- Directed by: Sandra L. Martin
- Written by: Sandra L. Martin
- Produced by: Isaac Alongi
- Starring: Jessica Rothe; Louise Dylan; Kevin Kilner; Ana Ortiz; Matt Kane;
- Cinematography: Isaac Alongi
- Music by: Nathan Matthew David
- Production company: KC Film Office
- Release date: 8 January 2016;
- Running time: 107 minutes
- Country: United States
- Language: English

= Trust Fund (film) =

Trust Fund is a 2016 American drama film directed by Sandra L. Martin, starring Jessica Rothe, Louise Dylan and Kevin Kilner.
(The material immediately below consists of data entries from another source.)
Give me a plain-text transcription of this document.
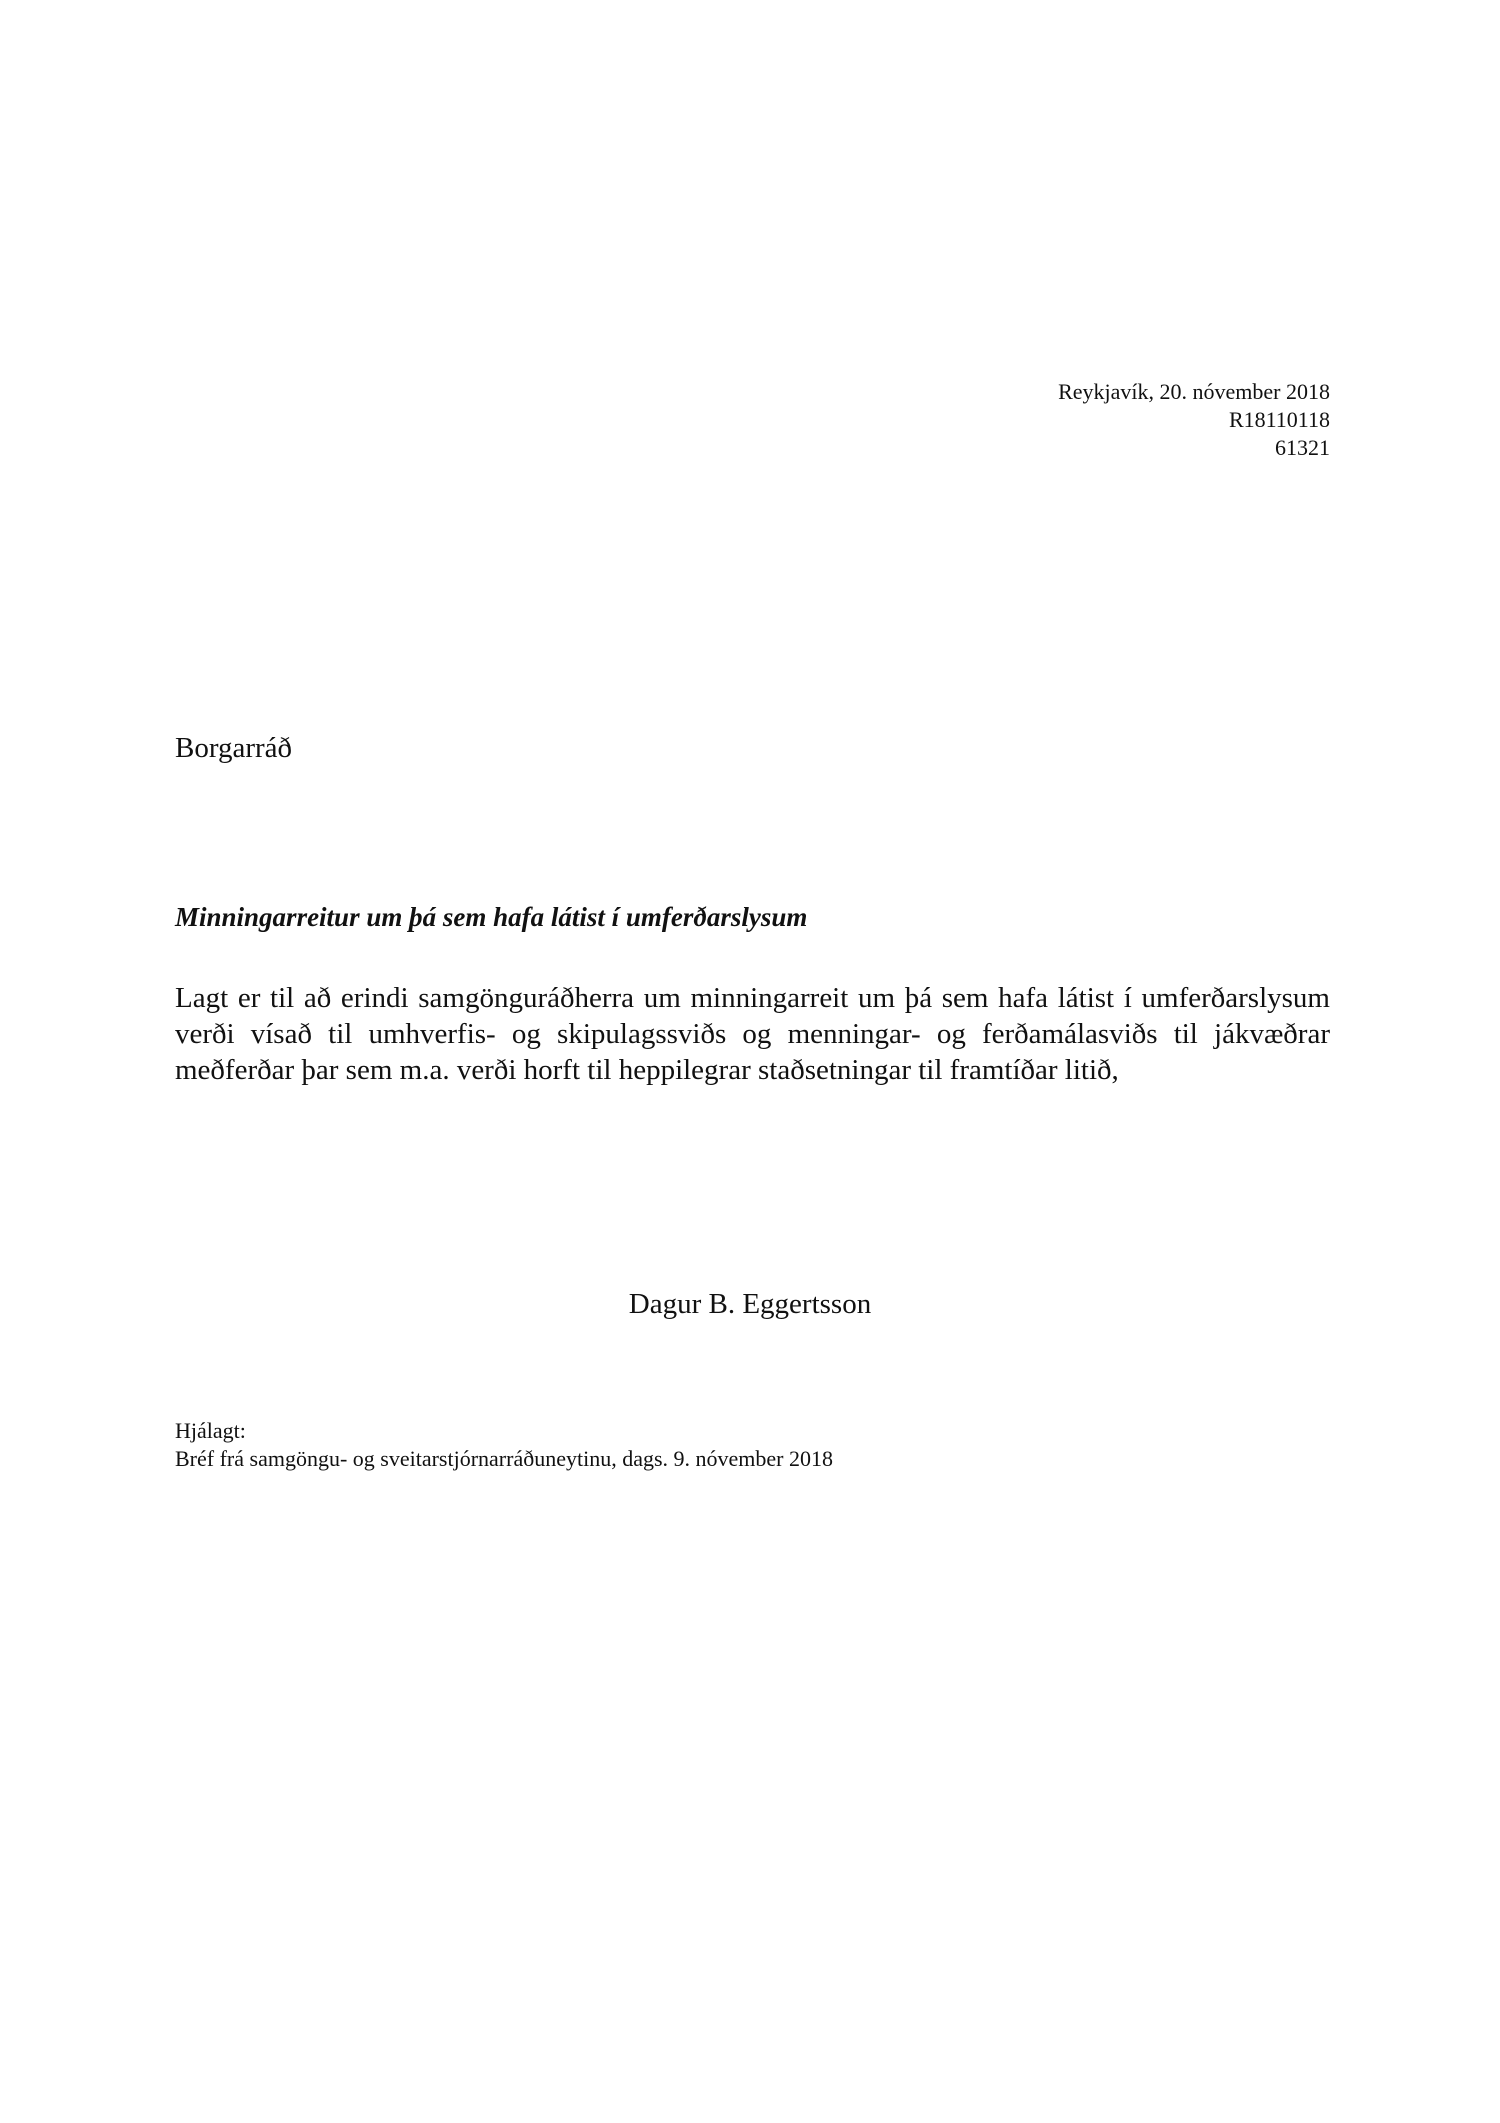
Reykjavík, 20. nóvember 2018
R18110118
61321
Borgarráð
Minningarreitur um þá sem hafa látist í umferðarslysum
Lagt er til að erindi samgönguráðherra um minningarreit um þá sem hafa látist í umferðarslysum verði vísað til umhverfis- og skipulagssviðs og menningar- og ferðamálasviðs til jákvæðrar meðferðar þar sem m.a. verði horft til heppilegrar staðsetningar til framtíðar litið,
Dagur B. Eggertsson
Hjálagt:
Bréf frá samgöngu- og sveitarstjórnarráðuneytinu, dags. 9. nóvember 2018
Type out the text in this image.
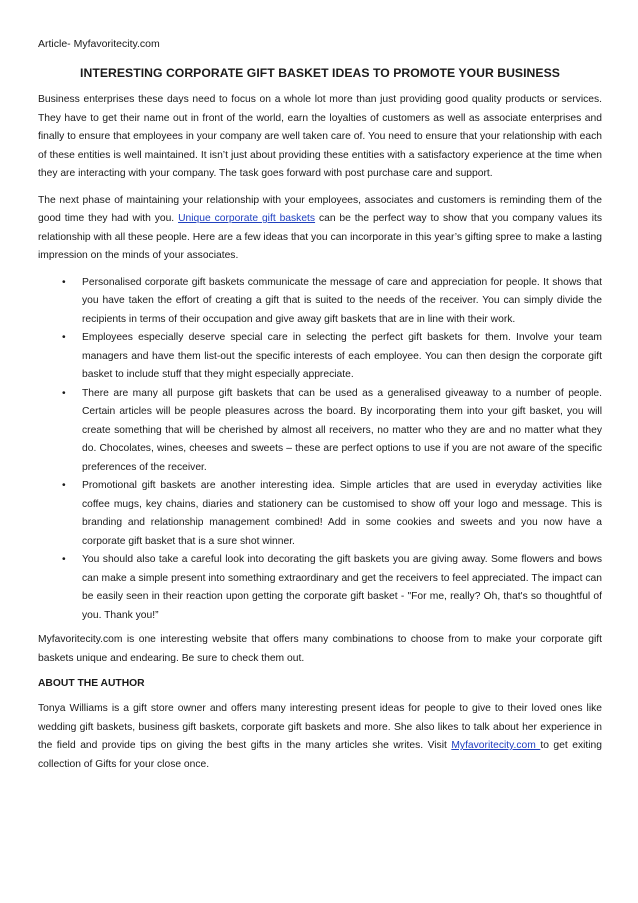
Article- Myfavoritecity.com
INTERESTING CORPORATE GIFT BASKET IDEAS TO PROMOTE YOUR BUSINESS

Business enterprises these days need to focus on a whole lot more than just providing good quality products or services. They have to get their name out in front of the world, earn the loyalties of customers as well as associate enterprises and finally to ensure that employees in your company are well taken care of. You need to ensure that your relationship with each of these entities is well maintained. It isn’t just about providing these entities with a satisfactory experience at the time when they are interacting with your company. The task goes forward with post purchase care and support.

The next phase of maintaining your relationship with your employees, associates and customers is reminding them of the good time they had with you. Unique corporate gift baskets can be the perfect way to show that you company values its relationship with all these people. Here are a few ideas that you can incorporate in this year’s gifting spree to make a lasting impression on the minds of your associates.

• Personalised corporate gift baskets communicate the message of care and appreciation for people. It shows that you have taken the effort of creating a gift that is suited to the needs of the receiver. You can simply divide the recipients in terms of their occupation and give away gift baskets that are in line with their work.
• Employees especially deserve special care in selecting the perfect gift baskets for them. Involve your team managers and have them list-out the specific interests of each employee. You can then design the corporate gift basket to include stuff that they might especially appreciate.
• There are many all purpose gift baskets that can be used as a generalised giveaway to a number of people. Certain articles will be people pleasures across the board. By incorporating them into your gift basket, you will create something that will be cherished by almost all receivers, no matter who they are and no matter what they do. Chocolates, wines, cheeses and sweets – these are perfect options to use if you are not aware of the specific preferences of the receiver.
• Promotional gift baskets are another interesting idea. Simple articles that are used in everyday activities like coffee mugs, key chains, diaries and stationery can be customised to show off your logo and message. This is branding and relationship management combined! Add in some cookies and sweets and you now have a corporate gift basket that is a sure shot winner.
• You should also take a careful look into decorating the gift baskets you are giving away. Some flowers and bows can make a simple present into something extraordinary and get the receivers to feel appreciated. The impact can be easily seen in their reaction upon getting the corporate gift basket - "For me, really? Oh, that's so thoughtful of you. Thank you!”

Myfavoritecity.com is one interesting website that offers many combinations to choose from to make your corporate gift baskets unique and endearing. Be sure to check them out.

ABOUT THE AUTHOR

Tonya Williams is a gift store owner and offers many interesting present ideas for people to give to their loved ones like wedding gift baskets, business gift baskets, corporate gift baskets and more. She also likes to talk about her experience in the field and provide tips on giving the best gifts in the many articles she writes. Visit Myfavoritecity.com to get exiting collection of Gifts for your close once.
It is also known as Prodigal Girl on some streaming platforms, like Tubi.

==Cast==
- Jessica Rothe as Reese Donahue
- Louise Dylan as Audrey Donahue
- Kevin Kilner as Grayson Donahue
- Sean Wing as Milo
- Matt Kane as Sam
- Ana Ortiz as Meredith
- Willie Garson as Jerry
- Esther Scott as Gloria
- Louisa Mignone as Sophia
- Rose Abdoo as Angela
- Jordi Caballero as Marcello
- Kosha Patel as Allie
- Matthew Alan as Jonathan

==Reception==
Renee Longstreet of Common Sense Media rated the film 2 stars out of 5 and wrote that it "lacks logic and depth".

Edwin L. Carpenter of Dove.org called the film "relevant" in "so many ways".